Robert Seethaler „Der Trafikant“ – Im Gestapo-Hauptquartier und Tod Ottos (Mat1713-13)

Worum es hier geht:

  • Wir wollen den Roman von Robert Seethalter möglichst so vorstellen, dass man
    • gleich weiß, worum es geht,
    • Durchblick beim Inhalt
    • und beim Aufbau des Romans hat,
    • Hinweise zum Verständnis bekommt
    • und zur Frage, was man damit anfangen kann.

Im Gestapo-Hauptquartier und Tod Ottos

    • Als sein Chef bereits eine Woche weg ist, macht sich Franz auf die Suche nach ihm.
    • Er landet schließlich im Hotel Metropol, wo sich die Dienststelle der Geheimen Staatspolizei (Gestapo) befindet.
    • Dort wird er vom Portier abgewiesen, kommt immer wieder, bis
    • dieser impertinente Bursche“ (183) schließlich von einem Mann, dessen „Schattenlächeln“ (183) schnell in brutale Gewalt ausartet, auf die Straße gesetzt wird.
    • Die Episode endet damit, dass Franz den dabei herausgeschlagenen Zahn sorgfältig in einer Schublade verstaut.
    • Anmerkung: Es könnte geklärt werden, was in diesem Falle ein „Schattenlächeln“ ist, denn das ist ja für eine bestimmte Art von Terrorgewalt wohl typisch.
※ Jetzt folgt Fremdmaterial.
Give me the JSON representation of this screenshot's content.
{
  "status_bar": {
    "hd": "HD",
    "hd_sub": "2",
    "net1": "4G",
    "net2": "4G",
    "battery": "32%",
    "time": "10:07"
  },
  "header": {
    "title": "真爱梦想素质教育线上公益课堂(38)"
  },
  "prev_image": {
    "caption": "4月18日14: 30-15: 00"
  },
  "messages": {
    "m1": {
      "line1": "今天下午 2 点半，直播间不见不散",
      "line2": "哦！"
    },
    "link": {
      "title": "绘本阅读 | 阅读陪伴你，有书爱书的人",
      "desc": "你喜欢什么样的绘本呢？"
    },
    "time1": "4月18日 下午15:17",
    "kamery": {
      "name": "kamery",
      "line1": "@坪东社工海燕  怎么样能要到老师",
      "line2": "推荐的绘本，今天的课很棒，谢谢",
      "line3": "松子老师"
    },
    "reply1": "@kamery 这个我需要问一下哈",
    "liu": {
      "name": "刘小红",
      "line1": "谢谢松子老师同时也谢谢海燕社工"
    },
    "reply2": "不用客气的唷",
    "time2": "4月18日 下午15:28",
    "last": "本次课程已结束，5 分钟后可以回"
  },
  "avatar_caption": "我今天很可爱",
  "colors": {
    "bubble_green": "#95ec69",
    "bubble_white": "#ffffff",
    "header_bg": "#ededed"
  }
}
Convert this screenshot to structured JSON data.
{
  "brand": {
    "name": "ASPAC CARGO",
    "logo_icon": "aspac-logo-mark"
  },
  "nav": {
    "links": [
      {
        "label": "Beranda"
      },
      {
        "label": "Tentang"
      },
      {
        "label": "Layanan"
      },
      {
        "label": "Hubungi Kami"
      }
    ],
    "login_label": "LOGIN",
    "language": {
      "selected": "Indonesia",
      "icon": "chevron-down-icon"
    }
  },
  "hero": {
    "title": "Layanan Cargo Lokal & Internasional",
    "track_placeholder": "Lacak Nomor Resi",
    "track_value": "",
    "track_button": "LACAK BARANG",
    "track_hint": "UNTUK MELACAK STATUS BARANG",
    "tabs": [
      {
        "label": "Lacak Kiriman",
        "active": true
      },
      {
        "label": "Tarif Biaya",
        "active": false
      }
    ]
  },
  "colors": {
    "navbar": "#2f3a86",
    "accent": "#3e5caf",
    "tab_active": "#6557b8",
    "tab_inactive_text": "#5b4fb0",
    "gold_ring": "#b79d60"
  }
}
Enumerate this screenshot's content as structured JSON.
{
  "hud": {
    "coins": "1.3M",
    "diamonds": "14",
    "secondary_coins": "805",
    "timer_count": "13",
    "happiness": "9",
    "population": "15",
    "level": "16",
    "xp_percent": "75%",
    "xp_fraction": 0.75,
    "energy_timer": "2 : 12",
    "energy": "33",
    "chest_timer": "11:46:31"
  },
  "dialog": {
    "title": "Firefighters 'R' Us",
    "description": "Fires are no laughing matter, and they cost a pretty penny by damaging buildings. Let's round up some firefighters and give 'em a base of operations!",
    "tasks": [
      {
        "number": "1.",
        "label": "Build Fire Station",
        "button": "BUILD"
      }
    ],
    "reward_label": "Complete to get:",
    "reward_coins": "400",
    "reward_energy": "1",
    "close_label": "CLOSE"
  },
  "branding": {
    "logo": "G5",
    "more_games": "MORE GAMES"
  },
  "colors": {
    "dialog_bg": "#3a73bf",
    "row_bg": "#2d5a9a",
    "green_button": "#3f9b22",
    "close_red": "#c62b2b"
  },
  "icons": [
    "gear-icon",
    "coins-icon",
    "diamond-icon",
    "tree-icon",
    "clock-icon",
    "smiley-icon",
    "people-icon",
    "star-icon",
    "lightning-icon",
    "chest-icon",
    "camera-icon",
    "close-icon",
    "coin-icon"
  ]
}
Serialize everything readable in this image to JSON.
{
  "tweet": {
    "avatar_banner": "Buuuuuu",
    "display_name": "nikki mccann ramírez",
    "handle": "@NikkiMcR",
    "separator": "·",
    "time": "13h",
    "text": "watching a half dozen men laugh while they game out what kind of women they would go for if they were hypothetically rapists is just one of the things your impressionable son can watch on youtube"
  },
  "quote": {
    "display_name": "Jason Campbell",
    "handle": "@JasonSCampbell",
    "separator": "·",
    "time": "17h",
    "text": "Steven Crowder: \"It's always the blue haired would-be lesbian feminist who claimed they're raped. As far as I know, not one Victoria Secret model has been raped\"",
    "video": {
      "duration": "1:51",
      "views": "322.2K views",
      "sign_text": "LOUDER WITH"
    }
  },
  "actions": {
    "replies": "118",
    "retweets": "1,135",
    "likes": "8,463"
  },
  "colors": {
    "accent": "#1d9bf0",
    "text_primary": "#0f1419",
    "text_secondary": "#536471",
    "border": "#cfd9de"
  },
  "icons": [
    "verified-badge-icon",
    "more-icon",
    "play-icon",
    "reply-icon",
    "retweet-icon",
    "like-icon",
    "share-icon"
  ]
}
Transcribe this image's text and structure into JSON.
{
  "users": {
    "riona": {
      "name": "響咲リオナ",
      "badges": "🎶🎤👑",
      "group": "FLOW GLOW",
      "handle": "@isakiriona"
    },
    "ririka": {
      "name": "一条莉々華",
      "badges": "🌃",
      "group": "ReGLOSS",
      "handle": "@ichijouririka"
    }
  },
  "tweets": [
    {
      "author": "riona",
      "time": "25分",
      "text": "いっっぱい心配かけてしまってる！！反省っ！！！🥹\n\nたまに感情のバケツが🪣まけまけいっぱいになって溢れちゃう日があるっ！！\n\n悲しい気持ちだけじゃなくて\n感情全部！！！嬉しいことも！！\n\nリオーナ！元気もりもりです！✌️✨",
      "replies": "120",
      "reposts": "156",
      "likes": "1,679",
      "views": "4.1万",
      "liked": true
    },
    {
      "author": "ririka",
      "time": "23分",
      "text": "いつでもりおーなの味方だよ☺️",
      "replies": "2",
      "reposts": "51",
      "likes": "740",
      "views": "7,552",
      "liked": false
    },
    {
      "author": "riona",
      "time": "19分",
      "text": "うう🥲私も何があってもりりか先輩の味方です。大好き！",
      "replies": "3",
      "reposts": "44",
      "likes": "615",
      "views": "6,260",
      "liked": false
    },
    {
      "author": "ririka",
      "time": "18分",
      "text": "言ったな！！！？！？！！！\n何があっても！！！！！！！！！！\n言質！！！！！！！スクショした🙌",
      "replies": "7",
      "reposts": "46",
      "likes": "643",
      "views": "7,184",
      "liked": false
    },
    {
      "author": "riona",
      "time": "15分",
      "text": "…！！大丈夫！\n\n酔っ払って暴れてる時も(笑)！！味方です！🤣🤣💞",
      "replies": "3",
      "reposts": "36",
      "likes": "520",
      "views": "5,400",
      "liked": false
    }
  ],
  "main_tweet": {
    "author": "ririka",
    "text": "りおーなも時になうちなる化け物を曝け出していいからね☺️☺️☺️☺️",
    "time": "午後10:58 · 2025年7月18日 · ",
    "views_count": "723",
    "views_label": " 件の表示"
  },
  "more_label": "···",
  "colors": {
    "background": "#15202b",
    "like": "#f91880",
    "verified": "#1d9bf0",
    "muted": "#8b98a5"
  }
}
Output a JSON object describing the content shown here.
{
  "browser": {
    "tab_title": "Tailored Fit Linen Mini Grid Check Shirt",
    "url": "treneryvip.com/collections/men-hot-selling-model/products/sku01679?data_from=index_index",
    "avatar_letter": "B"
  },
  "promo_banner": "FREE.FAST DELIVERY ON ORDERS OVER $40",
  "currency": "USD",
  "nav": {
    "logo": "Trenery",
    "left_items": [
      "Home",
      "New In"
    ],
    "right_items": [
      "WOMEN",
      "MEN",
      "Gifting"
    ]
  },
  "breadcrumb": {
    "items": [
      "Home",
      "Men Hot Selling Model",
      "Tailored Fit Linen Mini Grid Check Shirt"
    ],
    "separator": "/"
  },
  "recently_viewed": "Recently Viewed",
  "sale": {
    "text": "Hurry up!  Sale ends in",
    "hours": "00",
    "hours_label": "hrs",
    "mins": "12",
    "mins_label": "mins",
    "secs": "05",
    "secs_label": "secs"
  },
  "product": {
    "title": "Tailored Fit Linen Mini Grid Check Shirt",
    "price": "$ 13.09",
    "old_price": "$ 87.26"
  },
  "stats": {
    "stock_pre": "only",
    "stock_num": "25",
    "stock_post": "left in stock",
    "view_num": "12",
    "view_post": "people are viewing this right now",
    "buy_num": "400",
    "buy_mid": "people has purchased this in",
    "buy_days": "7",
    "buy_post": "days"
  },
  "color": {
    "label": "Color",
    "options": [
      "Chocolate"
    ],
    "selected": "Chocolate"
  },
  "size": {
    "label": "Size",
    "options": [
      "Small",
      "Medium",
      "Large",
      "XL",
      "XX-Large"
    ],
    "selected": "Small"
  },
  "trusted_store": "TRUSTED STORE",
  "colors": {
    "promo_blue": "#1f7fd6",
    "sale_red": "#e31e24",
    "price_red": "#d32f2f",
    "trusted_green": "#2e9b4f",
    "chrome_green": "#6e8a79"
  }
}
Im Hinblick auf Foltermaßnahmen ist ja auch die Rede von einer Abwechslung von scheinbarer Freundlichkeit und äußerster und dann besonders überraschender Brutalität.

     

    • S 185: Kontrast von beginnendem Sommer und seinen angenehmen Begleiterscheinungen einerseits und den Terroraktionen der neuen Naziherrschaft andererseits.
    • Beim Abtransport einer Gruppe politischer Gefangener ins KZ Dachau geschieht „etwas Seltsames. Alle Gefangenen an den Fenstern winkten zurück. Der Bub rannte bis zum Ende des Bahnsteigs. Dann blieb er stehen und legte seine Hand über die Augen. Noch von weitem, als der Zug sich allmählich im Gegenlicht der Morgensonne auflöste, sah er aus wie ein riesiger, davon kriechender Wurm mit unzähligen winkenden Gliedern.“
      An diesem Beispiel wird der Gegensatz zwischen Menschlichkeit und Hintergrundterror deutlich. Wichtig ist wohl der Schluss, der deutlich macht, dass die Menschlichkeit nur ein sehr kleiner Ausschnitt ist, während die Gewaltherrschaft im Vergleich dazu riesig ist und wohl auch abstoßend erscheinen soll.
    • Der Briefträger geht zuerst zum Professor Freud, bei dem die Post von Geheimpolizisten geprüft wird, dann gibt er bei Franz ein „behördliches Packerl“ (190). Darin befindet sich das, was nach dem wohl gewaltsamen Tod des Trafikanten an Überbleibseln den Angehörigen übergeben wird, u.a. seine fadenscheinige Hose.
    • Auch das sollte man sich mal klar machen, wobei die Textstelle im Roman schon sehr gute Voraussetzungen dafür präsentiert: Die äußerste Brutalität und mörderische Rechtlosigkeit wird in scheinbare bürokratische Normalität gehüllt. Überhaupt ist diese unmenschliche Penibilität und Sorgfalt ein Kennzeichen des Faschismus. Nicht von ungefähr spricht man ja auch von fabrikmäßiger Vernichtung von Juden in den Konzentrationslagern – und „Fabrik“ steht dabei nicht nur für die Größe der Anlagen, sondern auch die Präzision, mit der da getötet wird.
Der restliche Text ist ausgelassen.